Los Angeles Memorial Coliseum
It doesn’t matter if you’re in town to see college or pro football—University of Southern California Trojans or the NFL Rams—or if you couldn’t care less about football. The Los Angeles Memorial Coliseum is a site to behold. “The Greatest Stadium in the World,” as it’s known, is currently home to both of those teams. The Rams are only temporary, though, until the projected 2020 completion of Los Angeles Stadium at Hollywood Park. Hey, if these are your teams, South Lawn is a perfect place to tailgate.
The 95-year-old stadium has hosted two Olympics, with a third slated for 2028, and dozens of other historic sporting events. Visit the Peristyle arches on the east end of the stadium’s exterior for a look at the Olympic cauldron and bronze statues, two of the structure’s iconic features.
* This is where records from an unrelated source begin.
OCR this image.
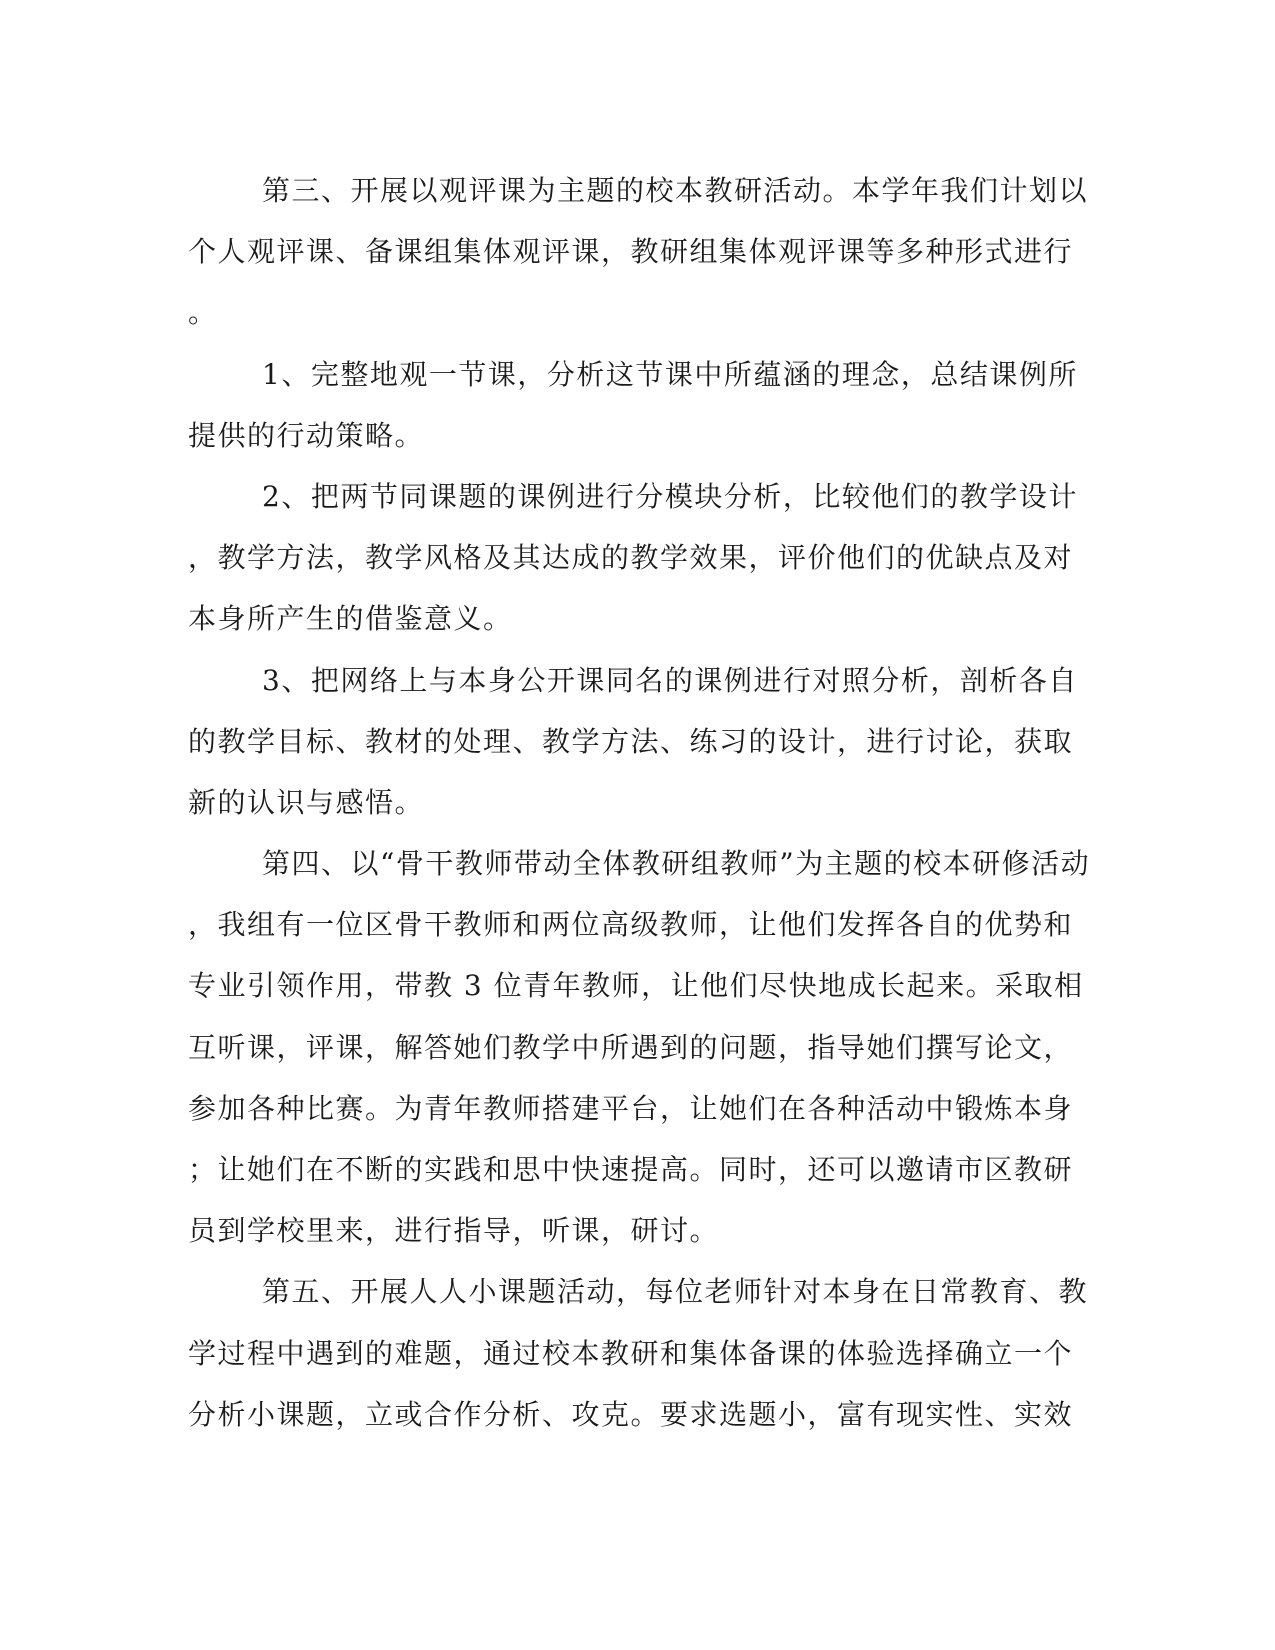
第三、开展以观评课为主题的校本教研活动。本学年我们计划以
个人观评课、备课组集体观评课，教研组集体观评课等多种形式进行
。
1、完整地观一节课，分析这节课中所蕴涵的理念，总结课例所
提供的行动策略。
2、把两节同课题的课例进行分模块分析，比较他们的教学设计
，教学方法，教学风格及其达成的教学效果，评价他们的优缺点及对
本身所产生的借鉴意义。
3、把网络上与本身公开课同名的课例进行对照分析，剖析各自
的教学目标、教材的处理、教学方法、练习的设计，进行讨论，获取
新的认识与感悟。
第四、以“骨干教师带动全体教研组教师”为主题的校本研修活动
，我组有一位区骨干教师和两位高级教师，让他们发挥各自的优势和
专业引领作用，带教 3 位青年教师，让他们尽快地成长起来。采取相
互听课，评课，解答她们教学中所遇到的问题，指导她们撰写论文，
参加各种比赛。为青年教师搭建平台，让她们在各种活动中锻炼本身
；让她们在不断的实践和思中快速提高。同时，还可以邀请市区教研
员到学校里来，进行指导，听课，研讨。
第五、开展人人小课题活动，每位老师针对本身在日常教育、教
学过程中遇到的难题，通过校本教研和集体备课的体验选择确立一个
分析小课题，立或合作分析、攻克。要求选题小，富有现实性、实效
Then tour the Memorial Court of Honor. Its 61 commemorative plaques recognize events and individuals from the Coliseum’s history—an honor roll, of sorts, for this sports icon.
And plan to come back. The Coliseum is currently under renovation, its first major work in 20 years.
Although Los Angeles is known for its spectacularly bad traffic, it’s relatively easy to pre-game downtown and then rideshare to the stadium of your choice. Only a few miles separate Dodger Stadium, the Staples Center and Banc of California Stadium, home to Major League Soccer’s Los Angeles Football Club. You’ll have to plan a bit more to reach the MLS’s L.A. Galaxy and the NFL’s L.A. Chargers, both of which play at the StubHub Center south of town. But hey, it’s possible.
And downtown is hopping these days. Start with The Dankness Dojo, a must-visit for beer fans (moderntimesbeer.com). The site houses the Modern Times brewery’s research and development facility, so you’re likely to indulge in beers that others haven’t yet tasted, along with their featured 30 beers, as well as guest beers and wine, plus Modern Times coffee. They’re every bit as serious about food as they are beer.
Mikkeller DTL.A. (mikkellerbar.com) boasts a load of raves, with dozens of beers on tap and gastropub food to satisfy almost any palate. Vegan? Most tailgates and pre-game spreads don’t cater to you, we know, but you’ll find plenty of options here. Carnivore? Mikkeller has you covered.
Or take a more casual, historic approach to dining with a stop at Grand Central Market (grandcentralmarket.com). The 101-year-old market houses dozens of vendors from 8 a.m. to 10 p.m. daily. It’s the perfect pre-game option for a big crew that can’t agree on where to eat, or a more casual gathering with kids in tow.
Fans of MLB’s Los Angeles Angels and hockey’s Anaheim Ducks will need to take the 30-minute drive on game day from downtown L.A. to their Anaheim home fields. Angel Stadium allows tailgating in general parking.
Both teams’ fans flock to Noble Ale Works (noblealeworks.com), a nearby brewery whose popularity has resulted in a significant expansion. Frequent food truck visits make this a smorgasbord of options before many games.
The Phoenix Club (thephoenixclub.com) is a short drive or manageable walk from both stadiums, and it’s sure to delight. The casual German bar offers beer and pub food, and Sunday breakfast is a treat. Looking for a place to unwind after the game? A used ticket stub from either Anaheim team will get you happy-hour prices all night.
JT Schmid’s Restaurant and Brewery (jtschmidsrestaurants.com) is another Anaheim fan favorite. It’s ideally located between the Ducks’ home at the Honda Center and Angel Stadium. JTs is spacious with plenty of televisions to keep you riveted to games around the nation.
Regardless of which team draws you to Los Angeles, this hopping, sports-mad metro will provide plenty of food and entertainment for a memorable game-day experience.